A novel adaptive controller for two-degree of freedom polar robot with unknown perturbations

In industrial applications, the performance of robot manipulators is always affected due to the presence of uncertainties and disturbances. This paper proposes a novel adaptive control scheme for robust control of robotic manipulators perturbed by unknown uncertainties and disturbances. First, an active sliding mode controller is designed and a sufficient condition is obtained guarantying reachability of the states to hit the sliding surface in finite time. Then, based on a Lyapunov function candidate an adaptive switching gain is derived which make the controller capable to bring the tracking error to zero without any disturbance exerted upon the stability. By virtue of this controller it can be shown that the controller can track the desired trajectories even in the presence of unknown perturbations. For the problem of determining the control parameters Particle Swarm Optimization (PSO) algorithm has been employed. Our theoretic achievements are verified by numerical simulations.

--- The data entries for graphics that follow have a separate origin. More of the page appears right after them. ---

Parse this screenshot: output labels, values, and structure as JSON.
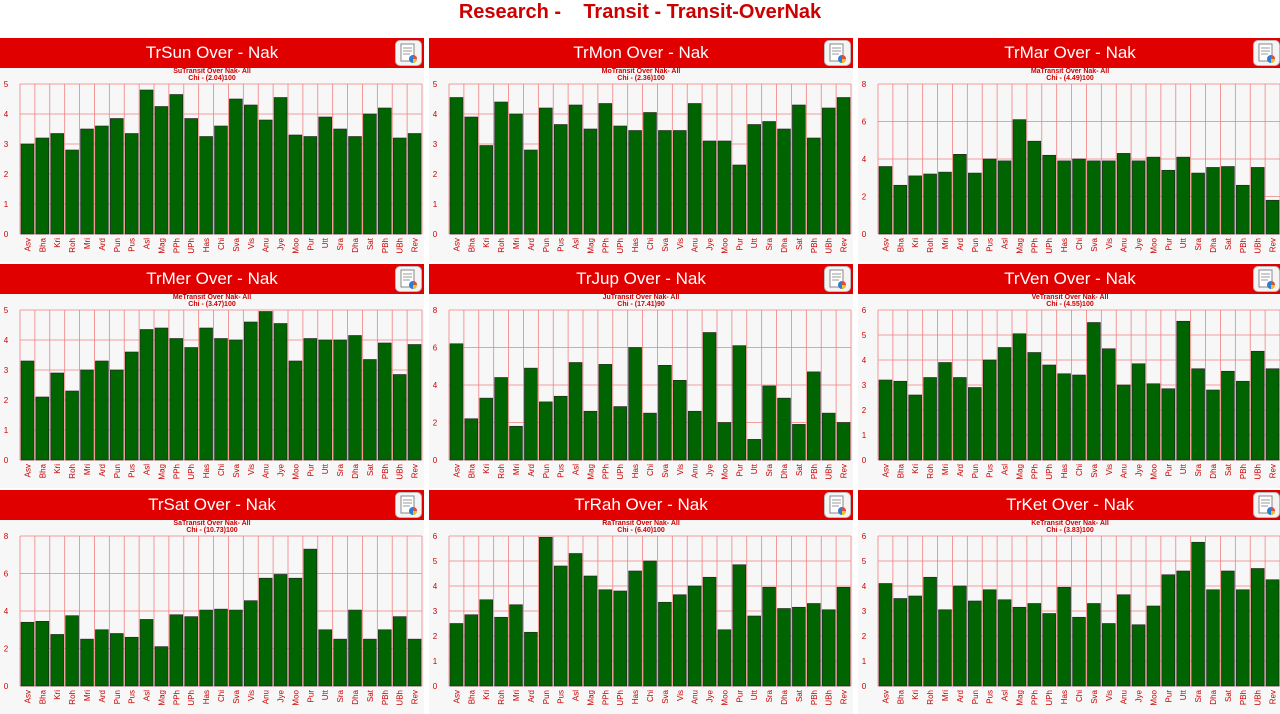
{
  "page": {
    "title": "Research -    Transit - Transit-OverNak"
  },
  "colors": {
    "header": "#e00000",
    "title_text": "#cc0000",
    "bar": "#006400",
    "grid": "#f08080",
    "sub_text": "#cc0000"
  },
  "categories": [
    "Asv",
    "Bha",
    "Kri",
    "Roh",
    "Mri",
    "Ard",
    "Pun",
    "Pus",
    "Asl",
    "Mag",
    "PPh",
    "UPh",
    "Has",
    "Chi",
    "Sva",
    "Vis",
    "Anu",
    "Jye",
    "Moo",
    "Pur",
    "Utt",
    "Sra",
    "Dha",
    "Sat",
    "PBh",
    "UBh",
    "Rev"
  ],
  "panels": [
    {
      "title": "TrSun Over - Nak",
      "button_icon": "report-icon"
    },
    {
      "title": "TrMon Over - Nak",
      "button_icon": "report-icon"
    },
    {
      "title": "TrMar Over - Nak",
      "button_icon": "report-icon"
    },
    {
      "title": "TrMer Over - Nak",
      "button_icon": "report-icon"
    },
    {
      "title": "TrJup Over - Nak",
      "button_icon": "report-icon"
    },
    {
      "title": "TrVen Over - Nak",
      "button_icon": "report-icon"
    },
    {
      "title": "TrSat Over - Nak",
      "button_icon": "report-icon"
    },
    {
      "title": "TrRah Over - Nak",
      "button_icon": "report-icon"
    },
    {
      "title": "TrKet Over - Nak",
      "button_icon": "report-icon"
    }
  ],
  "chart_data": [
    {
      "type": "bar",
      "title": "SuTransit Over Nak- All",
      "subtitle": "Chi - (2.04)100",
      "ylim": [
        0,
        5
      ],
      "yticks": [
        0,
        1,
        2,
        3,
        4,
        5
      ],
      "values": [
        3.0,
        3.2,
        3.35,
        2.8,
        3.5,
        3.6,
        3.85,
        3.35,
        4.8,
        4.25,
        4.65,
        3.85,
        3.25,
        3.6,
        4.5,
        4.3,
        3.8,
        4.55,
        3.3,
        3.25,
        3.9,
        3.5,
        3.25,
        4.0,
        4.2,
        3.2,
        3.35
      ]
    },
    {
      "type": "bar",
      "title": "MoTransit Over Nak- All",
      "subtitle": "Chi - (2.36)100",
      "ylim": [
        0,
        5
      ],
      "yticks": [
        0,
        1,
        2,
        3,
        4,
        5
      ],
      "values": [
        4.55,
        3.9,
        2.95,
        4.4,
        4.0,
        2.8,
        4.2,
        3.65,
        4.3,
        3.5,
        4.35,
        3.6,
        3.45,
        4.05,
        3.45,
        3.45,
        4.35,
        3.1,
        3.1,
        2.3,
        3.65,
        3.75,
        3.5,
        4.3,
        3.2,
        4.2,
        4.55
      ]
    },
    {
      "type": "bar",
      "title": "MaTransit Over Nak- All",
      "subtitle": "Chi - (4.49)100",
      "ylim": [
        0,
        8
      ],
      "yticks": [
        0,
        2,
        4,
        6,
        8
      ],
      "values": [
        3.6,
        2.6,
        3.1,
        3.2,
        3.3,
        4.25,
        3.25,
        4.0,
        3.9,
        6.1,
        4.95,
        4.2,
        3.9,
        4.0,
        3.9,
        3.9,
        4.3,
        3.9,
        4.1,
        3.4,
        4.1,
        3.25,
        3.55,
        3.6,
        2.6,
        3.55,
        1.8
      ]
    },
    {
      "type": "bar",
      "title": "MeTransit Over Nak- All",
      "subtitle": "Chi - (3.47)100",
      "ylim": [
        0,
        5
      ],
      "yticks": [
        0,
        1,
        2,
        3,
        4,
        5
      ],
      "values": [
        3.3,
        2.1,
        2.9,
        2.3,
        3.0,
        3.3,
        3.0,
        3.6,
        4.35,
        4.4,
        4.05,
        3.75,
        4.4,
        4.05,
        4.0,
        4.6,
        4.95,
        4.55,
        3.3,
        4.05,
        4.0,
        4.0,
        4.15,
        3.35,
        3.9,
        2.85,
        3.85
      ]
    },
    {
      "type": "bar",
      "title": "JuTransit Over Nak- All",
      "subtitle": "Chi - (17.41)90",
      "ylim": [
        0,
        8
      ],
      "yticks": [
        0,
        2,
        4,
        6,
        8
      ],
      "values": [
        6.2,
        2.2,
        3.3,
        4.4,
        1.8,
        4.9,
        3.1,
        3.4,
        5.2,
        2.6,
        5.1,
        2.85,
        6.0,
        2.5,
        5.05,
        4.25,
        2.6,
        6.8,
        2.0,
        6.1,
        1.1,
        3.95,
        3.3,
        1.9,
        4.7,
        2.5,
        2.0
      ]
    },
    {
      "type": "bar",
      "title": "VeTransit Over Nak- All",
      "subtitle": "Chi - (4.55)100",
      "ylim": [
        0,
        6
      ],
      "yticks": [
        0,
        1,
        2,
        3,
        4,
        5,
        6
      ],
      "values": [
        3.2,
        3.15,
        2.6,
        3.3,
        3.9,
        3.3,
        2.9,
        4.0,
        4.5,
        5.05,
        4.3,
        3.8,
        3.45,
        3.4,
        5.5,
        4.45,
        3.0,
        3.85,
        3.05,
        2.85,
        5.55,
        3.65,
        2.8,
        3.55,
        3.15,
        4.35,
        3.65
      ]
    },
    {
      "type": "bar",
      "title": "SaTransit Over Nak- All",
      "subtitle": "Chi - (10.73)100",
      "ylim": [
        0,
        8
      ],
      "yticks": [
        0,
        2,
        4,
        6,
        8
      ],
      "values": [
        3.4,
        3.45,
        2.75,
        3.75,
        2.5,
        3.0,
        2.8,
        2.6,
        3.55,
        2.1,
        3.8,
        3.7,
        4.05,
        4.1,
        4.05,
        4.55,
        5.75,
        5.95,
        5.75,
        7.3,
        3.0,
        2.5,
        4.05,
        2.5,
        3.0,
        3.7,
        2.5
      ]
    },
    {
      "type": "bar",
      "title": "RaTransit Over Nak- All",
      "subtitle": "Chi - (6.40)100",
      "ylim": [
        0,
        6
      ],
      "yticks": [
        0,
        1,
        2,
        3,
        4,
        5,
        6
      ],
      "values": [
        2.5,
        2.85,
        3.45,
        2.75,
        3.25,
        2.15,
        5.95,
        4.8,
        5.3,
        4.4,
        3.85,
        3.8,
        4.6,
        5.0,
        3.35,
        3.65,
        4.0,
        4.35,
        2.25,
        4.85,
        2.8,
        3.95,
        3.1,
        3.15,
        3.3,
        3.05,
        3.95
      ]
    },
    {
      "type": "bar",
      "title": "KeTransit Over Nak- All",
      "subtitle": "Chi - (3.83)100",
      "ylim": [
        0,
        6
      ],
      "yticks": [
        0,
        1,
        2,
        3,
        4,
        5,
        6
      ],
      "values": [
        4.1,
        3.5,
        3.6,
        4.35,
        3.05,
        4.0,
        3.4,
        3.85,
        3.45,
        3.15,
        3.3,
        2.9,
        3.95,
        2.75,
        3.3,
        2.5,
        3.65,
        2.45,
        3.2,
        4.45,
        4.6,
        5.75,
        3.85,
        4.6,
        3.85,
        4.7,
        4.25
      ]
    }
  ]
}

► A simple active sliding mode controller is proposed. ► A novel adaptation law is derived for the switching gains of the controller. ► By the virtue of the adaptation law, there is no need for the knowledge of upper bounds of uncertainties and disturbances. ► Stability proofs are presented based on Lyapunov theory. ► Particle Swarm Optimization is employed for the problem of determining appropriate values of the controller.